Les enfants cachés, quant à eux, n’existent pas aux yeux de l’administration. La plus grande discrétion est de rigueur. Leur état de juif ne doit être connu que des familles d’accueil ou de quelques rares intimes. Pour beaucoup, ils sont des réfugiés venus se refaire une santé à la campagne ou de lointains cousins de la famille. Venus d’ailleurs, leur refuge est orchestré par des mouvements de résistance (Mouvement National Contre le Racisme [6], etc.) et des organisations mises sur pied dans les milieux protestants par les pasteurs Fouchier, Jospin, Roullet, Cramer, Casalis, Riebel, etc. qui ont su alerter leurs paroissiens, susciter un mouvement de solidarité et organiser l’hébergement au cœur de la population melloise ou du Bocage.

Plus des 2/3 des enfants cachés l’ont été dans des foyers protestants ou de culture protestante. À Parthenay, Mme Lemanner, directrice de l’Institution catholique Notre-Dame de la Couldre, cache dans son école cinq jeunes filles qu’elle est allée chercher à Paris.

Aucun des 48 enfants cachés dans les Deux-Sèvres ne sera arrêté. Preuve de l’efficacité du refuge ainsi organisé.

Source : Jean-Marie Pouplain - 2005

Ordre darrestation des juifs, octobre 1942 © Archives départementales des Deux-Sèvres [7]

Ordre d'arrestation octobre 1942 : Première rafle en Deux-Sèvres
© Archives départementales Deux-Sèvres

Ordre darrestation des juifs, janvier 1944 © Archives départementales des Deux-Sèvres [8]

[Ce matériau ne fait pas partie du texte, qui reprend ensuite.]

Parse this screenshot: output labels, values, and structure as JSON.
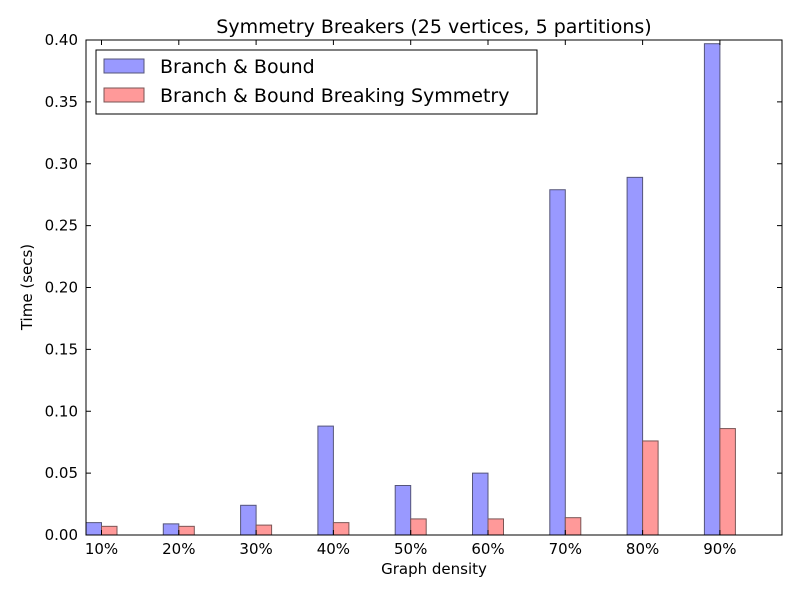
{
  "chart_data": {
    "type": "bar",
    "title": "Symmetry Breakers (25 vertices, 5 partitions)",
    "xlabel": "Graph density",
    "ylabel": "Time (secs)",
    "categories": [
      "10%",
      "20%",
      "30%",
      "40%",
      "50%",
      "60%",
      "70%",
      "80%",
      "90%"
    ],
    "series": [
      {
        "name": "Branch & Bound",
        "color": "#9999ff",
        "values": [
          0.01,
          0.009,
          0.024,
          0.088,
          0.04,
          0.05,
          0.279,
          0.289,
          0.397
        ]
      },
      {
        "name": "Branch & Bound Breaking Symmetry",
        "color": "#ff9999",
        "values": [
          0.007,
          0.007,
          0.008,
          0.01,
          0.013,
          0.013,
          0.014,
          0.076,
          0.086
        ]
      }
    ],
    "ylim": [
      0,
      0.4
    ],
    "yticks": [
      "0.00",
      "0.05",
      "0.10",
      "0.15",
      "0.20",
      "0.25",
      "0.30",
      "0.35",
      "0.40"
    ],
    "grid": false,
    "legend_position": "top-left"
  }
}
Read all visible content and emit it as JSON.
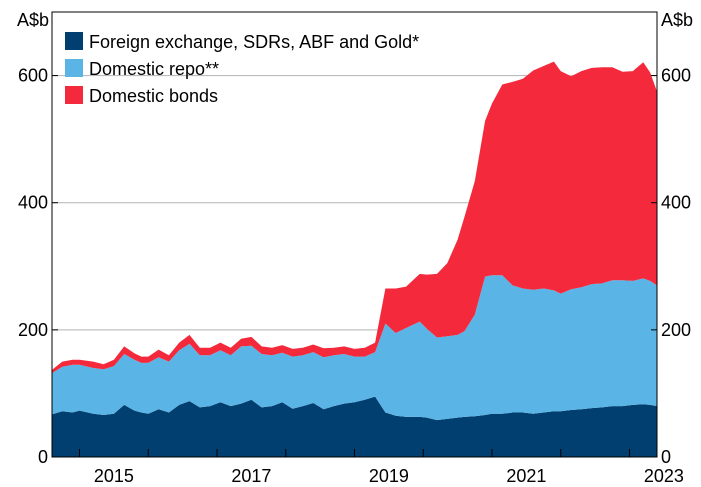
{
  "chart_data": {
    "type": "area",
    "stacked": true,
    "left_unit": "A$b",
    "right_unit": "A$b",
    "ylim": [
      0,
      700
    ],
    "y_ticks": [
      0,
      200,
      400,
      600
    ],
    "x_ticks": [
      "2015",
      "2017",
      "2019",
      "2021",
      "2023"
    ],
    "grid": true,
    "legend_placement": "top-left",
    "x": [
      2014.6,
      2014.75,
      2014.9,
      2015.0,
      2015.2,
      2015.35,
      2015.5,
      2015.65,
      2015.8,
      2015.9,
      2016.0,
      2016.15,
      2016.3,
      2016.45,
      2016.6,
      2016.75,
      2016.9,
      2017.05,
      2017.2,
      2017.35,
      2017.5,
      2017.65,
      2017.8,
      2017.95,
      2018.1,
      2018.25,
      2018.4,
      2018.55,
      2018.7,
      2018.85,
      2019.0,
      2019.15,
      2019.3,
      2019.45,
      2019.6,
      2019.75,
      2019.85,
      2019.95,
      2020.05,
      2020.2,
      2020.35,
      2020.5,
      2020.6,
      2020.75,
      2020.9,
      2021.0,
      2021.15,
      2021.3,
      2021.45,
      2021.6,
      2021.75,
      2021.9,
      2022.0,
      2022.15,
      2022.3,
      2022.45,
      2022.6,
      2022.75,
      2022.9,
      2023.05,
      2023.2,
      2023.3,
      2023.4
    ],
    "series": [
      {
        "name": "Foreign exchange, SDRs, ABF and Gold*",
        "color": "#003f6f",
        "values": [
          67,
          72,
          70,
          73,
          68,
          66,
          68,
          82,
          73,
          70,
          68,
          75,
          70,
          82,
          88,
          78,
          80,
          86,
          80,
          84,
          90,
          78,
          80,
          86,
          76,
          80,
          85,
          75,
          80,
          84,
          86,
          90,
          95,
          70,
          65,
          63,
          63,
          63,
          62,
          58,
          60,
          62,
          63,
          64,
          66,
          68,
          68,
          70,
          70,
          68,
          70,
          72,
          72,
          74,
          75,
          77,
          78,
          80,
          80,
          82,
          83,
          82,
          80
        ]
      },
      {
        "name": "Domestic repo**",
        "color": "#5ab4e5",
        "values": [
          65,
          70,
          75,
          72,
          72,
          72,
          75,
          80,
          80,
          78,
          80,
          82,
          80,
          86,
          90,
          82,
          80,
          82,
          80,
          90,
          85,
          84,
          80,
          78,
          82,
          80,
          80,
          82,
          80,
          78,
          72,
          68,
          70,
          140,
          130,
          140,
          145,
          150,
          140,
          130,
          130,
          130,
          135,
          160,
          218,
          218,
          218,
          200,
          195,
          195,
          195,
          190,
          185,
          190,
          192,
          195,
          195,
          198,
          198,
          195,
          198,
          195,
          190
        ]
      },
      {
        "name": "Domestic bonds",
        "color": "#f42a3c",
        "values": [
          5,
          8,
          8,
          8,
          10,
          8,
          10,
          12,
          10,
          10,
          10,
          12,
          10,
          12,
          14,
          12,
          12,
          12,
          12,
          12,
          14,
          12,
          12,
          12,
          12,
          12,
          12,
          14,
          12,
          12,
          12,
          14,
          15,
          55,
          70,
          65,
          70,
          75,
          85,
          100,
          115,
          150,
          180,
          210,
          245,
          270,
          300,
          320,
          330,
          345,
          350,
          360,
          350,
          335,
          340,
          340,
          340,
          335,
          328,
          330,
          340,
          328,
          305
        ]
      }
    ]
  }
}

Ordre d'arrestation janvier 1944 : Seconde rafle en Deux-Sèvres
© Archives départementales Deux-Sèvres

Le Noirvault : terre de refuge

Isolé dans une zone boisée et à l’abri des regards, situé à quelques kilomètres de Moncoutant, le village du Noirvault offre un espace de sécurité propice aux sauvetages de persécutés et pourchassés. C’est parmi les neuf familles (sept protestantes et deux catholiques) que compte cette localité que seront cachés, à partir de l’été 1942 et au lendemain de la rafle du Vel d’Hiv, sept enfants et deux jeunes mères. Thomas Kasmann (10 ans), Benoît Rayski (4 ans), Madeleine Barszczewski (moins de 10 ans), Paulette Braun (12 ans) Gabriel-Guy Neustadt (7 mois) et sa mère Anna Neustadt (18 ans), Elie et Bernard Pitel (frères jumeaux et très jeunes enfants) et leur mère Rachel Pitel trouvent refuge grâce à la filière organisée depuis Paris par Eva Fradin (native du Noirvault et fille de Noémie et Camille Fradin qui hébergent les enfants) et Léon Chertok. Un point commun unit ces enfants : des parents luttant contre l’antisémitisme, le racisme et le national-socialisme, engagés dans des mouvements de résistance (section juive de la Main d’œuvre immigrée (MOI), Mouvement National Contre le Racisme (MNCR) [9], etc.) ou proches de ces derniers.

­­­Noemie Fradin et Gabriel-Guy Neustadt, Le Noirvault, 1944 © Conservatoire de la Résistance et de la Déportation des Deux-Sèvres et des régions limitrophes [10]

Noémie Fradin et Gabriel Guy
Neustadt, Le Noirvault, 1944
© Conservatoire de la Résis-
­tance et de la Déportation
des Deux-Sèvres

Grâce à la mobilisation, la complicité et la solidarité de tout un village, les jours s’écoulent loin de l’oppressante présence policière parisienne, loin des risques permanents d’arrestations. Les enfants fréquentent l’école de Pugny sous une fausse identité et avec la complicité de l'institutrice. Noémie et Camille Fradin les hébergent. Tous unanimement les accueillent et veillent sur eux. 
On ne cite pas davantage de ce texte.